El patrón, el modelo es el mismo. En algún lento proceso judicial, las tierras son pretendidas por algún inversionista extranjero, normalmente ausente. O son fiscales y algún jerarca –antiguo o nuevo- se apropió de ellas, pagando nada o una miseria. Porque desde hace un siglo y medio, desde los tiempos de Don Carlos pasando por los de B. Caballero y A. Stroessner, con sus respectivas y ambiciosas familias y amigos, para eso nomás mandan. Para quedarse con los bienes y tierras públicas.
Ciertamente había otra gente allí, desde antes. Eran campesinos o indígenas. O son ahora hijos de campesinos sin trabajo, a los que el Estado prometió falsamente un trozo de tierra. Algunos pocos siguen siendo indígenas, cada vez más acorralados por grandes fazendas en expansión. Ese combate, viejísimo, tiene hoy nuevos alicientes. Las tierras decuplicaron su valor. Y tras deforestar todos los bosques y rentar todas las estancias aptas para la agricultura, el agronegocios está quedando sin lugar para expandirse.
Entonces revisaron con atención los sitios ya ocupados. Y descubrieron que aún había nichos con buenas tierras y montes y arroyos para seguir creciendo. Allí vive la población más vulnerable, la que no tiene apoyo político, parlamentarios defensores, prensa amiga, ni dinero para comprar justicia. Y hacia allá se dirigen, con su insaciable hambre de tierras. Van raudos y seguros de sí mismos, armados hasta los dientes.
Ya tenían un ejército de fiscales, jueces y comisarios policiales amigos que los seguían en esa nueva “cruzada sobre el desierto”. Ahora, tranquilos con sus colegas en el mismísimo gobierno, para abreviar el procedimiento contratan –porque llevan mucho apuro- miles de sicarios y “guardias de seguridad”. Esos antes conocidos con un término más idóneo, “capangas”.
Y los lugares dónde persisten esos refugios de antiguos habitantes se están manchando de sangre.
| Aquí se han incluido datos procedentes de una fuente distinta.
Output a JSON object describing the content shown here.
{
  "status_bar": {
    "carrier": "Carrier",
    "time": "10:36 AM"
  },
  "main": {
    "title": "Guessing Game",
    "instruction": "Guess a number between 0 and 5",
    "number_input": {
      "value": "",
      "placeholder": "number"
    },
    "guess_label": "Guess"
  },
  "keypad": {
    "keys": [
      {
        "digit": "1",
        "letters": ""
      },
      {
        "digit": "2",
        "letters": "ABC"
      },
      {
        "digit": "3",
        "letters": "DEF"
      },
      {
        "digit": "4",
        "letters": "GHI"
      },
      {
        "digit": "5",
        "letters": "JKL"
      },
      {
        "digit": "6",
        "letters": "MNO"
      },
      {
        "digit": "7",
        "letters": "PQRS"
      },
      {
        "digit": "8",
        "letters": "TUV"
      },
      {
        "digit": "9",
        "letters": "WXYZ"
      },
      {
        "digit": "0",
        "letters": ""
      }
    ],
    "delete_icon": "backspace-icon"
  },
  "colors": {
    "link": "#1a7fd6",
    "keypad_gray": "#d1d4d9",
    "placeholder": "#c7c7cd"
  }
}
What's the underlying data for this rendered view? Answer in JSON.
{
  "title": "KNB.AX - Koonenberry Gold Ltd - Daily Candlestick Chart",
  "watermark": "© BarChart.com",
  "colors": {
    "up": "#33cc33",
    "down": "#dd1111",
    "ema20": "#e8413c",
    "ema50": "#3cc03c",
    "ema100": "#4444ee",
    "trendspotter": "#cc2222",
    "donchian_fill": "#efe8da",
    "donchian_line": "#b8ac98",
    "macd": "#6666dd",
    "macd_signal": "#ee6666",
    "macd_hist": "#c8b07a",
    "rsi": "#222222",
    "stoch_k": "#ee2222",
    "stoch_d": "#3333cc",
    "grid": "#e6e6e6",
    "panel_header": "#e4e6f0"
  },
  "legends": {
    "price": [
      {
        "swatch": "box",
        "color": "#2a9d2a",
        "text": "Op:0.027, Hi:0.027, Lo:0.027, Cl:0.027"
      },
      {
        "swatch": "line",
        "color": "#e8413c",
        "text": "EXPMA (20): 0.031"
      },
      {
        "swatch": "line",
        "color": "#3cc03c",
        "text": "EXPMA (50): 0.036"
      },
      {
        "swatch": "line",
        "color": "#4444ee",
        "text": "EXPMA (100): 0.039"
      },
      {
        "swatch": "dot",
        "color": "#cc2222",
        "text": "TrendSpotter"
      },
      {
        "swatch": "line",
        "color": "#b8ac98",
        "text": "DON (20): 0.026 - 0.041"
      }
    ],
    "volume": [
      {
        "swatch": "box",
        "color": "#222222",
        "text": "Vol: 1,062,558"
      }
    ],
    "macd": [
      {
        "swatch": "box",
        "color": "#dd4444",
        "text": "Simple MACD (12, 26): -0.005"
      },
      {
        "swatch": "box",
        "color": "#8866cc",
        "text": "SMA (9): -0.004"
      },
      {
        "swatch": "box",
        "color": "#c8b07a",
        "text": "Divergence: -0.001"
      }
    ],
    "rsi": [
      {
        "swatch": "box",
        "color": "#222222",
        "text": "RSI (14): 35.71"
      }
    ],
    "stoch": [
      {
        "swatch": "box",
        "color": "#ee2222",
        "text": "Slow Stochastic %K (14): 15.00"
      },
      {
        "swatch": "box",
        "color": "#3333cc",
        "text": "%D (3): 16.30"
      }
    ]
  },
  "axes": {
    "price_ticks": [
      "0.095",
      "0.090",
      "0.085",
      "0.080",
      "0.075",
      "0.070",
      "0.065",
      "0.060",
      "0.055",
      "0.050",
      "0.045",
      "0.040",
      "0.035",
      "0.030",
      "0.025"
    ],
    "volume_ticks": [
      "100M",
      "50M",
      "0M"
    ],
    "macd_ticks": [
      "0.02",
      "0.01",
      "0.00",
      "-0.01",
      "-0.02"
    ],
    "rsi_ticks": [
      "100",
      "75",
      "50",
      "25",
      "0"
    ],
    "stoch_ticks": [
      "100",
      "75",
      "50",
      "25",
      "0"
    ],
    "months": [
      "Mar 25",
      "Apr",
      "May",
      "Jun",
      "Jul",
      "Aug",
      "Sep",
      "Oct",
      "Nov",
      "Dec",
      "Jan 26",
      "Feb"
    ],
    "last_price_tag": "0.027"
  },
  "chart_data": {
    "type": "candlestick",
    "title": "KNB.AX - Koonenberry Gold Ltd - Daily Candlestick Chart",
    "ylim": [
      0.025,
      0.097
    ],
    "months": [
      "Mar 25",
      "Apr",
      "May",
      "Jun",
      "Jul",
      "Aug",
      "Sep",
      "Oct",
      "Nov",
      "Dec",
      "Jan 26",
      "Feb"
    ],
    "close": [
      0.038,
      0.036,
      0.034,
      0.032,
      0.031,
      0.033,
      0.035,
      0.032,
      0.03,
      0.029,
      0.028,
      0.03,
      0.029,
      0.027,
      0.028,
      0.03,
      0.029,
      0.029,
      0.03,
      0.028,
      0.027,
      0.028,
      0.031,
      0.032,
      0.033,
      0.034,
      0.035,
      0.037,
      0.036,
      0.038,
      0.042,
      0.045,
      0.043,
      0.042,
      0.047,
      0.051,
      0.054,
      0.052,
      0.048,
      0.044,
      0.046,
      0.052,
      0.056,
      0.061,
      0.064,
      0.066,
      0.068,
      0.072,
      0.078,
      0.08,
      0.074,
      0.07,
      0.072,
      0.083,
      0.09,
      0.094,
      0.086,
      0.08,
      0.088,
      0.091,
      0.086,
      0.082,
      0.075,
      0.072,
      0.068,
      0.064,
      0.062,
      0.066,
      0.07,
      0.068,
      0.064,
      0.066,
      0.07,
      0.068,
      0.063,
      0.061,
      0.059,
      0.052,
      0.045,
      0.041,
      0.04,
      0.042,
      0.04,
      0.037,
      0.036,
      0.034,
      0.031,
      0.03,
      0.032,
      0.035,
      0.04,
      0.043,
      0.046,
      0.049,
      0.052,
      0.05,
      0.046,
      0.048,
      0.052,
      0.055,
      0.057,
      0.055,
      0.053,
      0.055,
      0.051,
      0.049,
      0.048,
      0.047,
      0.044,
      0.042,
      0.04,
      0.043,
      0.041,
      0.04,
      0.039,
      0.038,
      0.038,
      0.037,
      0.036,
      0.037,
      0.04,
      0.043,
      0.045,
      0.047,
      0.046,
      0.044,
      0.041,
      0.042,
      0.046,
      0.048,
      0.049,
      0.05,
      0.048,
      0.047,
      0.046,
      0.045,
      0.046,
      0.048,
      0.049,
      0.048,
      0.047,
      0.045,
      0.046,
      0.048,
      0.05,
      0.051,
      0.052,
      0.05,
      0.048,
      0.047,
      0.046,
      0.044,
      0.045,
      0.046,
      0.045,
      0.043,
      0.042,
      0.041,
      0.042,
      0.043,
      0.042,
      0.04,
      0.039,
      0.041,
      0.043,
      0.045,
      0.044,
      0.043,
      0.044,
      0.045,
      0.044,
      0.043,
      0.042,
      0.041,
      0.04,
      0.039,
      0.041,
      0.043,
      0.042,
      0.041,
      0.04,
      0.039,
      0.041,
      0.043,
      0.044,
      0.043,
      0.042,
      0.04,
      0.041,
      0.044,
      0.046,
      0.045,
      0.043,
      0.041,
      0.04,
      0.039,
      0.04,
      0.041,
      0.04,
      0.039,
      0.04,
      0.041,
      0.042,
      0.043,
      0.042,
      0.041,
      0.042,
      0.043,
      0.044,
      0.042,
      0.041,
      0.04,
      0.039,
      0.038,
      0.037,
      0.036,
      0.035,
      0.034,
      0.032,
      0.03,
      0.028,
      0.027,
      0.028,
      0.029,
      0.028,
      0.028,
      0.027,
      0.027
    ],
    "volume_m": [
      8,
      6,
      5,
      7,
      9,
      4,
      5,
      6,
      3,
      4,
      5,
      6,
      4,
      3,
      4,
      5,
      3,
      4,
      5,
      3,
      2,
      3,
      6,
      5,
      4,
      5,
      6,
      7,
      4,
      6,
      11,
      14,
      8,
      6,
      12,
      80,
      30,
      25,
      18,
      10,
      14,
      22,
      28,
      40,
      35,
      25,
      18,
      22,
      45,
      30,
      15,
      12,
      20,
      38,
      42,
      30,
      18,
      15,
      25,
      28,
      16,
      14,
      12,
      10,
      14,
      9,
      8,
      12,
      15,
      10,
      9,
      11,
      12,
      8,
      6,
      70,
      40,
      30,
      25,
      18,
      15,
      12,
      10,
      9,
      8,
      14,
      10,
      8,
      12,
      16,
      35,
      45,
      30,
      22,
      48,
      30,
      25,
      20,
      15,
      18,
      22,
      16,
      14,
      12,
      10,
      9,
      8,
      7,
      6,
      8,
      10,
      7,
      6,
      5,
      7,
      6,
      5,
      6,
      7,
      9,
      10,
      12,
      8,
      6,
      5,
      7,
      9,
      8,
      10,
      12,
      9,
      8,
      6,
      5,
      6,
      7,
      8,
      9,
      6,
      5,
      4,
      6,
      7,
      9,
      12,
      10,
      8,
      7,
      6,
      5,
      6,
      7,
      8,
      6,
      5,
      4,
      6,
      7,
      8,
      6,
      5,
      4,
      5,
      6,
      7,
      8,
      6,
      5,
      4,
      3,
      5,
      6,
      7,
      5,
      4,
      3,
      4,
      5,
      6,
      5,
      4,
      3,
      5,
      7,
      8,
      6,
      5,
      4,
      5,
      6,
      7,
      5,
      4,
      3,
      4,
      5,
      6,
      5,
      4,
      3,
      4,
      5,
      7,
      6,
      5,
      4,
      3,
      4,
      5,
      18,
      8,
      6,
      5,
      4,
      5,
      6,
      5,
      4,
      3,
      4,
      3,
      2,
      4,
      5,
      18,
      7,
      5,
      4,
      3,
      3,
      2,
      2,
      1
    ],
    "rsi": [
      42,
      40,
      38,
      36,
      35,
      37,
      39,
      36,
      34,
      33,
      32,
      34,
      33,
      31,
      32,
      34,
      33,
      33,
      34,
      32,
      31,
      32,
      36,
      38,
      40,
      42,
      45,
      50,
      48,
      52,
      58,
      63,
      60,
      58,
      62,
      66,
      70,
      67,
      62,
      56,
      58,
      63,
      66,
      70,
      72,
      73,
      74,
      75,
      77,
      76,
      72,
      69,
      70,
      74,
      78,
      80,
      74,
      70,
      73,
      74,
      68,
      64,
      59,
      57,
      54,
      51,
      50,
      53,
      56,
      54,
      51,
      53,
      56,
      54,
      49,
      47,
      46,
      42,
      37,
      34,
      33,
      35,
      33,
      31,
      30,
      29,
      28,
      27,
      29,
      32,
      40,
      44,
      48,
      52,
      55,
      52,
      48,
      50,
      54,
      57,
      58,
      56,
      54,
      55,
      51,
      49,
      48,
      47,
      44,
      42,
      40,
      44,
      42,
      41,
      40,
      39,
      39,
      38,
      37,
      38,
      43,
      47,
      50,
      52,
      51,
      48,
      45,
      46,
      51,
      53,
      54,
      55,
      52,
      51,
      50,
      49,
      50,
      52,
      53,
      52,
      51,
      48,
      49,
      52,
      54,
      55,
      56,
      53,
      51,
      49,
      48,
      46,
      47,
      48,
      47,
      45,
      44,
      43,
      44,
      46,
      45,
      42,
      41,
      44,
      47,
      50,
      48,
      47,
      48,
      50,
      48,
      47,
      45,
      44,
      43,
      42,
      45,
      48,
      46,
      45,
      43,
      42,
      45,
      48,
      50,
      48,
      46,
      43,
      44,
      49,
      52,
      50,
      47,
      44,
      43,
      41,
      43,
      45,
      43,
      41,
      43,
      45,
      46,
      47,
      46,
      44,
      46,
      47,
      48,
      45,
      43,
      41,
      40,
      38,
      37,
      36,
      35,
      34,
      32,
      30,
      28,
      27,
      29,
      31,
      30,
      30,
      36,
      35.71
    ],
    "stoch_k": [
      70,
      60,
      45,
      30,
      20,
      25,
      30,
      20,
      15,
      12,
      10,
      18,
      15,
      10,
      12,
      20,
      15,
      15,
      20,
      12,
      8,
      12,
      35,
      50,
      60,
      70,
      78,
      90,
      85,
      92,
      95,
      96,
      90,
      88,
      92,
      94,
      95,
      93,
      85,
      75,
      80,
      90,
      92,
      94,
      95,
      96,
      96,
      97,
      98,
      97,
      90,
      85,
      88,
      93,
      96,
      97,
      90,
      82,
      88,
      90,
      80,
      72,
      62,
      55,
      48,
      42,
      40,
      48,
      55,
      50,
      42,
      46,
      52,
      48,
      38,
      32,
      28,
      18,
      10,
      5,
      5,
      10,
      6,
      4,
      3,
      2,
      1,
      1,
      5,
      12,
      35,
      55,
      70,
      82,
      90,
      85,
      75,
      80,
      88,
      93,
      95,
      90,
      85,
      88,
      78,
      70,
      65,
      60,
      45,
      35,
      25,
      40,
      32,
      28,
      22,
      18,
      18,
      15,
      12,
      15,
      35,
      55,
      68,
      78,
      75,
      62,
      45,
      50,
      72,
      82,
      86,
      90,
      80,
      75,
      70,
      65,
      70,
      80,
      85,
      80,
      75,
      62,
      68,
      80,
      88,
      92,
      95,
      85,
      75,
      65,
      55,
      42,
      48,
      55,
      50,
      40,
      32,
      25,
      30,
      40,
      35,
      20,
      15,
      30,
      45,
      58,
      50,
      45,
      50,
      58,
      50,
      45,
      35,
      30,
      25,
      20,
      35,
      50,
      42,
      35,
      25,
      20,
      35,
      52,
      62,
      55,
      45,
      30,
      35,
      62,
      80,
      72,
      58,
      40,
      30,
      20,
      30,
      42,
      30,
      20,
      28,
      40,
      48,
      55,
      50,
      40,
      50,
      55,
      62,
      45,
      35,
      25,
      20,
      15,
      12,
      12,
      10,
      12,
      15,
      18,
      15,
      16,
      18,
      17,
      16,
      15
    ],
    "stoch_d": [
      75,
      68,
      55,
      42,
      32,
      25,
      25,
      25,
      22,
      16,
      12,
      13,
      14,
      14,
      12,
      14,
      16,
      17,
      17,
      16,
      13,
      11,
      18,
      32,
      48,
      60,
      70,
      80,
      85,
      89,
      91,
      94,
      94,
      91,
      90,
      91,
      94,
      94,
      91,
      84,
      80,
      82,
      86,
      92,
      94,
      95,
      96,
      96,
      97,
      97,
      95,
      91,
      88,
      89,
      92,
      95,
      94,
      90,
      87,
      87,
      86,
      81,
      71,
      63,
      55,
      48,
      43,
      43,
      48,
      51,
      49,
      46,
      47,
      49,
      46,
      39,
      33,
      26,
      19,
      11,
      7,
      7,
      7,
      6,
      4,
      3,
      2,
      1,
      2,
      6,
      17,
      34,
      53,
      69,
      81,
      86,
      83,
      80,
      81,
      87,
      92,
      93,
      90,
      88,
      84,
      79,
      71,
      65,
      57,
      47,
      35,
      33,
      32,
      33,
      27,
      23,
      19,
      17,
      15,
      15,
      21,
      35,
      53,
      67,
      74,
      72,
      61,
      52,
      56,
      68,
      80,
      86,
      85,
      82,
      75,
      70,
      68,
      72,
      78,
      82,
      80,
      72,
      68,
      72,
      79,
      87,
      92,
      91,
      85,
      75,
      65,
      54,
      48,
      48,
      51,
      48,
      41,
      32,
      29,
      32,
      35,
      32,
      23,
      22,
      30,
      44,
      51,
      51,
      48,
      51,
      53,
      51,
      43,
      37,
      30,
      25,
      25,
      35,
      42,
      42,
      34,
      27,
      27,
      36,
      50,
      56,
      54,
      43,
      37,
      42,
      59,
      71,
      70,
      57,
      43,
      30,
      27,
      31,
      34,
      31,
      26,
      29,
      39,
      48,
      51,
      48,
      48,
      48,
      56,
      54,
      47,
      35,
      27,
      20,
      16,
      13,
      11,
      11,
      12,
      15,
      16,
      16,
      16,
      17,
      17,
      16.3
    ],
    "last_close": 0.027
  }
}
Los auto-designados “productores” se dan el lujo de celebrar macabros aniversarios: el 15 de junio de 2012 es conmemorado con el 15 de junio del 2014, el ataque armado a los Avá de Y´apó, en Corpus Christi. Hay matices: los campesinos de Curuguaty habían sido “haraganes” y “asesinos”, hasta quizá “EPP”, los Avá Guaraní son apenas unos pobres “indios sucios” empeñados en guardar sus templos ancestrales.
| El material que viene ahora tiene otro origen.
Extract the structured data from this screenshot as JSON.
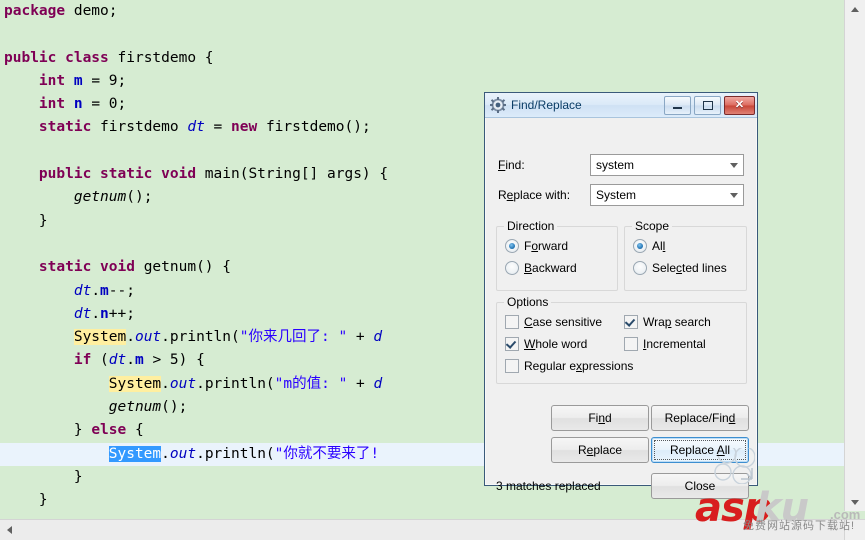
{
  "editor": {
    "background": "#d6ecd2",
    "lines": [
      [
        {
          "t": "package ",
          "c": "kw"
        },
        {
          "t": "demo",
          "c": "plain"
        },
        {
          "t": ";",
          "c": "plain"
        }
      ],
      [],
      [
        {
          "t": "public class ",
          "c": "kw"
        },
        {
          "t": "firstdemo",
          "c": "plain"
        },
        {
          "t": " {",
          "c": "plain"
        }
      ],
      [
        {
          "t": "    ",
          "c": "plain"
        },
        {
          "t": "int",
          "c": "kw"
        },
        {
          "t": " ",
          "c": "plain"
        },
        {
          "t": "m",
          "c": "fld"
        },
        {
          "t": " = ",
          "c": "plain"
        },
        {
          "t": "9",
          "c": "plain"
        },
        {
          "t": ";",
          "c": "plain"
        }
      ],
      [
        {
          "t": "    ",
          "c": "plain"
        },
        {
          "t": "int",
          "c": "kw"
        },
        {
          "t": " ",
          "c": "plain"
        },
        {
          "t": "n",
          "c": "fld"
        },
        {
          "t": " = ",
          "c": "plain"
        },
        {
          "t": "0",
          "c": "plain"
        },
        {
          "t": ";",
          "c": "plain"
        }
      ],
      [
        {
          "t": "    ",
          "c": "plain"
        },
        {
          "t": "static",
          "c": "kw"
        },
        {
          "t": " firstdemo ",
          "c": "plain"
        },
        {
          "t": "dt",
          "c": "stat"
        },
        {
          "t": " = ",
          "c": "plain"
        },
        {
          "t": "new",
          "c": "kw"
        },
        {
          "t": " firstdemo();",
          "c": "plain"
        }
      ],
      [],
      [
        {
          "t": "    ",
          "c": "plain"
        },
        {
          "t": "public static void ",
          "c": "kw"
        },
        {
          "t": "main(String[] args) {",
          "c": "plain"
        }
      ],
      [
        {
          "t": "        ",
          "c": "plain"
        },
        {
          "t": "getnum",
          "c": "mth"
        },
        {
          "t": "();",
          "c": "plain"
        }
      ],
      [
        {
          "t": "    }",
          "c": "plain"
        }
      ],
      [],
      [
        {
          "t": "    ",
          "c": "plain"
        },
        {
          "t": "static void ",
          "c": "kw"
        },
        {
          "t": "getnum() {",
          "c": "plain"
        }
      ],
      [
        {
          "t": "        ",
          "c": "plain"
        },
        {
          "t": "dt",
          "c": "stat"
        },
        {
          "t": ".",
          "c": "plain"
        },
        {
          "t": "m",
          "c": "fld"
        },
        {
          "t": "--;",
          "c": "plain"
        }
      ],
      [
        {
          "t": "        ",
          "c": "plain"
        },
        {
          "t": "dt",
          "c": "stat"
        },
        {
          "t": ".",
          "c": "plain"
        },
        {
          "t": "n",
          "c": "fld"
        },
        {
          "t": "++;",
          "c": "plain"
        }
      ],
      [
        {
          "t": "        ",
          "c": "plain"
        },
        {
          "t": "System",
          "c": "hl"
        },
        {
          "t": ".",
          "c": "plain"
        },
        {
          "t": "out",
          "c": "stat"
        },
        {
          "t": ".println(",
          "c": "plain"
        },
        {
          "t": "\"你来几回了: \"",
          "c": "str"
        },
        {
          "t": " + ",
          "c": "plain"
        },
        {
          "t": "d",
          "c": "stat"
        }
      ],
      [
        {
          "t": "        ",
          "c": "plain"
        },
        {
          "t": "if",
          "c": "kw"
        },
        {
          "t": " (",
          "c": "plain"
        },
        {
          "t": "dt",
          "c": "stat"
        },
        {
          "t": ".",
          "c": "plain"
        },
        {
          "t": "m",
          "c": "fld"
        },
        {
          "t": " > ",
          "c": "plain"
        },
        {
          "t": "5",
          "c": "plain"
        },
        {
          "t": ") {",
          "c": "plain"
        }
      ],
      [
        {
          "t": "            ",
          "c": "plain"
        },
        {
          "t": "System",
          "c": "hl"
        },
        {
          "t": ".",
          "c": "plain"
        },
        {
          "t": "out",
          "c": "stat"
        },
        {
          "t": ".println(",
          "c": "plain"
        },
        {
          "t": "\"m的值: \"",
          "c": "str"
        },
        {
          "t": " + ",
          "c": "plain"
        },
        {
          "t": "d",
          "c": "stat"
        }
      ],
      [
        {
          "t": "            ",
          "c": "plain"
        },
        {
          "t": "getnum",
          "c": "mth"
        },
        {
          "t": "();",
          "c": "plain"
        }
      ],
      [
        {
          "t": "        } ",
          "c": "plain"
        },
        {
          "t": "else",
          "c": "kw"
        },
        {
          "t": " {",
          "c": "plain"
        }
      ],
      [
        {
          "t": "            ",
          "c": "plain"
        },
        {
          "t": "System",
          "c": "sel"
        },
        {
          "t": ".",
          "c": "plain"
        },
        {
          "t": "out",
          "c": "stat"
        },
        {
          "t": ".println(",
          "c": "plain"
        },
        {
          "t": "\"你就不要来了!",
          "c": "str"
        }
      ],
      [
        {
          "t": "        }",
          "c": "plain"
        }
      ],
      [
        {
          "t": "    }",
          "c": "plain"
        }
      ],
      [
        {
          "t": "}",
          "c": "plain"
        }
      ]
    ],
    "current_line_index": 19,
    "vscroll": {
      "up_arrow": "scroll-up",
      "down_arrow": "scroll-down"
    },
    "hscroll": {
      "left_arrow": "scroll-left"
    }
  },
  "dialog": {
    "title": "Find/Replace",
    "icon": "gear-icon",
    "window_buttons": {
      "minimize": "Minimize",
      "restore": "Restore",
      "close": "Close"
    },
    "find": {
      "label": "Find:",
      "label_mnemonic": "F",
      "value": "system"
    },
    "replace": {
      "label": "Replace with:",
      "label_mnemonic": "e",
      "value": "System"
    },
    "direction": {
      "title": "Direction",
      "options": [
        {
          "label": "Forward",
          "mnemonic": "o",
          "selected": true
        },
        {
          "label": "Backward",
          "mnemonic": "B",
          "selected": false
        }
      ]
    },
    "scope": {
      "title": "Scope",
      "options": [
        {
          "label": "All",
          "mnemonic": "l",
          "selected": true
        },
        {
          "label": "Selected lines",
          "mnemonic": "c",
          "selected": false
        }
      ]
    },
    "options": {
      "title": "Options",
      "items": [
        {
          "label": "Case sensitive",
          "mnemonic": "C",
          "checked": false
        },
        {
          "label": "Wrap search",
          "mnemonic": "p",
          "checked": true
        },
        {
          "label": "Whole word",
          "mnemonic": "W",
          "checked": true
        },
        {
          "label": "Incremental",
          "mnemonic": "I",
          "checked": false
        },
        {
          "label": "Regular expressions",
          "mnemonic": "x",
          "checked": false
        }
      ]
    },
    "buttons": {
      "find": "Find",
      "replace_find": "Replace/Find",
      "replace": "Replace",
      "replace_all": "Replace All",
      "close": "Close"
    },
    "focused_button": "Replace All",
    "status": "3 matches replaced"
  },
  "watermark": {
    "brand_red": "asp",
    "brand_grey": "ku",
    "tld": ".com",
    "subtitle": "免费网站源码下载站!",
    "red": "#d81e1e",
    "grey": "#c9c9c9"
  }
}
Como los titulares de prensa siempre acusan a las víctimas de agresores y delincuentes, la justicia actúa en consecuencia. Las víctimas, los familiares o sobrevivientes de estas masacres son inmediatamente procesados por la fiscalía y van a parar a la cárcel. Para que ya no piensen en bregar por sus derechos, para que jamás sueñen en recibir justicia donde la corrupción impera.
El ataque de un batallón de capangas a Y’apó es emblemático: los Avá son, entre los Guaraní, el pueblo más pacífico, el más manso. Días antes, centenares de policías -armados como para combatir peligrosos guerrilleros- quemaron sus ranchos y destruyeron sus cultivos. Con orden de la fiscalía, como siempre. Pero ellos volvieron allí, serenos y tristes, con sus mujeres y sus niños. Debían hacerlo, era el lugar de sus dioses, el sitio sagrado de sus ancestros. Y quizá sólo para morir en ellas, retornaron a su tierra. Como sus hermanos de Curuguaty, silenciosos y harapientos, simbolizan lo poco de coraje y dignidad que resta en ella.